Recent research has established complexity results for the problem of deciding the existence of interpolants in logics lacking the Craig Interpolation Property (CIP). The proof techniques developed so far are non-constructive, and no meaningful bounds on the size of interpolants are known. Hybrid modal logics (or modal logics with nominals) are a particularly interesting class of logics without CIP: in their case, CIP cannot be restored without sacrificing decidability and, in applications, interpolants in these logics can serve as definite descriptions and separators between positive and negative data examples in description logic knowledge bases. In this contribution we show, using a new hypermosaic elimination technique, that in many standard hybrid modal logics Craig interpolants can be computed in fourfold exponential time, if they exist. On the other hand, we show that the existence of uniform interpolants is undecidable, which is in stark contrast to modal or intuitionistic logic where uniform interpolants always exist.

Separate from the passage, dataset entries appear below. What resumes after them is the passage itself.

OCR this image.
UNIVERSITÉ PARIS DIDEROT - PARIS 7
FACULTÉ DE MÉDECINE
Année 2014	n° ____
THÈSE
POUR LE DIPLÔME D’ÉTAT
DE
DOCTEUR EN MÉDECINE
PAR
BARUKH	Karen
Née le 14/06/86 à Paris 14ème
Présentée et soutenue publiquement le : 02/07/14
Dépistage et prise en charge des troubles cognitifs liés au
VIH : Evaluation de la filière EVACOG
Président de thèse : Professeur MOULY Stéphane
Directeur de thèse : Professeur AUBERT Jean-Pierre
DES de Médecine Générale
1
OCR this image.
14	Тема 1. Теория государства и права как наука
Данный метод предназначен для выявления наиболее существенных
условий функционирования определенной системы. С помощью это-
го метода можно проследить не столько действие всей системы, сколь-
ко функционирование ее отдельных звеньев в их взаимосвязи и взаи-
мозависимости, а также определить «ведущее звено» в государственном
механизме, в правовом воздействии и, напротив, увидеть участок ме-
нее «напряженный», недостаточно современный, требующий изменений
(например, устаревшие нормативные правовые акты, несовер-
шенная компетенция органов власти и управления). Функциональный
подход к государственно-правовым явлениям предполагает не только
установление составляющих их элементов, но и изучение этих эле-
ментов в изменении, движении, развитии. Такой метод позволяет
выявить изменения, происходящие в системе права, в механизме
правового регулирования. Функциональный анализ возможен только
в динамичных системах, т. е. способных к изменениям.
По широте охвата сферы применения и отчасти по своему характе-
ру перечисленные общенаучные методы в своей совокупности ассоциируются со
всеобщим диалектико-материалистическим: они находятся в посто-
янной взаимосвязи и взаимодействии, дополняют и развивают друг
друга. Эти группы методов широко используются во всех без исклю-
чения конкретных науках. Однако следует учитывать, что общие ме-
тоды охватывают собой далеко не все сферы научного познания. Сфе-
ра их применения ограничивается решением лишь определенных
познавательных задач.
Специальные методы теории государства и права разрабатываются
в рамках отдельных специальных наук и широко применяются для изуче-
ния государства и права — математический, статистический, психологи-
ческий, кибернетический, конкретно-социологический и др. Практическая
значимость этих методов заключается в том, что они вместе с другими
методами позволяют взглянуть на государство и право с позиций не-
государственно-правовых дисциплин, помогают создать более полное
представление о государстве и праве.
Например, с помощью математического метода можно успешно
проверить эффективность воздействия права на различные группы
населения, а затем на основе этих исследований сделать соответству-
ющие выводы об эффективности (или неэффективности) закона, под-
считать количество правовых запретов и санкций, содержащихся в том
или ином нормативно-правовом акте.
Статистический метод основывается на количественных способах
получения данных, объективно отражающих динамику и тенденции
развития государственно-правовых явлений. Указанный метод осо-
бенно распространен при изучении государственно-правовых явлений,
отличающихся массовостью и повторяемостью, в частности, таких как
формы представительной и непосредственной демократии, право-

翻译：近期研究已确定了在缺少克雷格插值性质（CIP）的逻辑中判定插项存在性的复杂度结果。目前所发展的证明技术是非构造性的，且关于插项尺寸的有意义界限尚不可知。混合模态逻辑（或称含名称的模态逻辑）是一类特别有趣的无CIP逻辑体系：在其情形下，若要保持可判定性则无法恢复CIP，而在实际应用中这些逻辑中的插项可作为确定描述符，以及描述逻辑知识库中正负数据示例间的分隔符。本文通过一种新的超镶嵌消去技术证明，在许多标准混合模态逻辑中，若克雷格插项存在，则可在四重指数时间内计算得到。另一方面，我们证明均匀插项的存在性是不可判定的，这与模态逻辑或直觉主义逻辑（其中均匀插项始终存在）形成鲜明对比。